A resistência social roda em falso a longo prazo, mesmo com a melhor organização e o melhor trabalho em rede, se não houver esclarecimento sobre as condições reais de valorização (ou condições de desvalorização) do capitalismo de crise. Porque tudo e todos só têm o direito de existir na medida em que tenham passado pelo buraco da agulha da financiabilidade. A redistribuição imanente, o desvio de recursos financeiros para a construção de habitações sociais em vez de para grandes projectos inúteis (aeroporto de Berlim, Stuttgart 21, etc.) pode de facto ser desejável e exequível. No entanto, as redistribuições podem atingir rapidamente os seus limites: Mesmo que um "governo de esquerda" deixe cair um generoso dividendo social, ele continua vinculado a uma viabilidade financeira suficiente, ou seja, a receitas fiscais suficientes e estas, por sua vez, a uma valorização bem sucedida do capital, o que quer dizer que a "economia nacional" deve prevalecer contra a concorrência, isto é, em detrimento da concorrência.
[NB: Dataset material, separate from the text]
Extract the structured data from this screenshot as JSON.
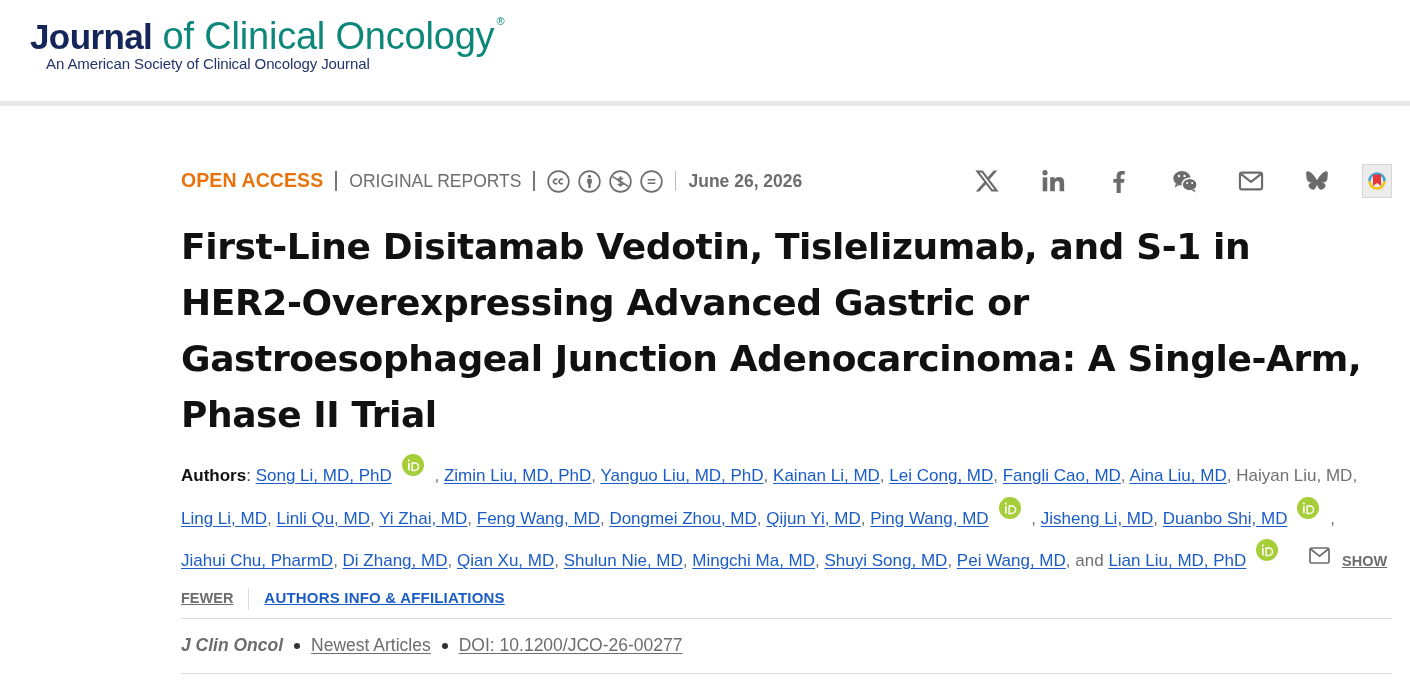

Assim, o chamado dinheiro de subsistência ou rendimento básico incondicional também depende de uma valorização bem sucedida do valor. É crucial desenvolver uma consciência de que a riqueza material e, portanto, a existência humana devem ser desvinculadas da viabilidade financeira. Se os bens materiais já não puderem ser financiados, são encerrados, apesar de ainda estarem "lá", tal como lá estão as correspondentes necessidades que não se conseguem articular suficientemente numa procura solvente. Tais necessidades são então nulas e sem efeito. Se isso não for levado em conta, não se pode descartar a possibilidade de que os movimentos sociais, contrariamente à sua intenção inicial, possam tornar-se parte da administração da miséria.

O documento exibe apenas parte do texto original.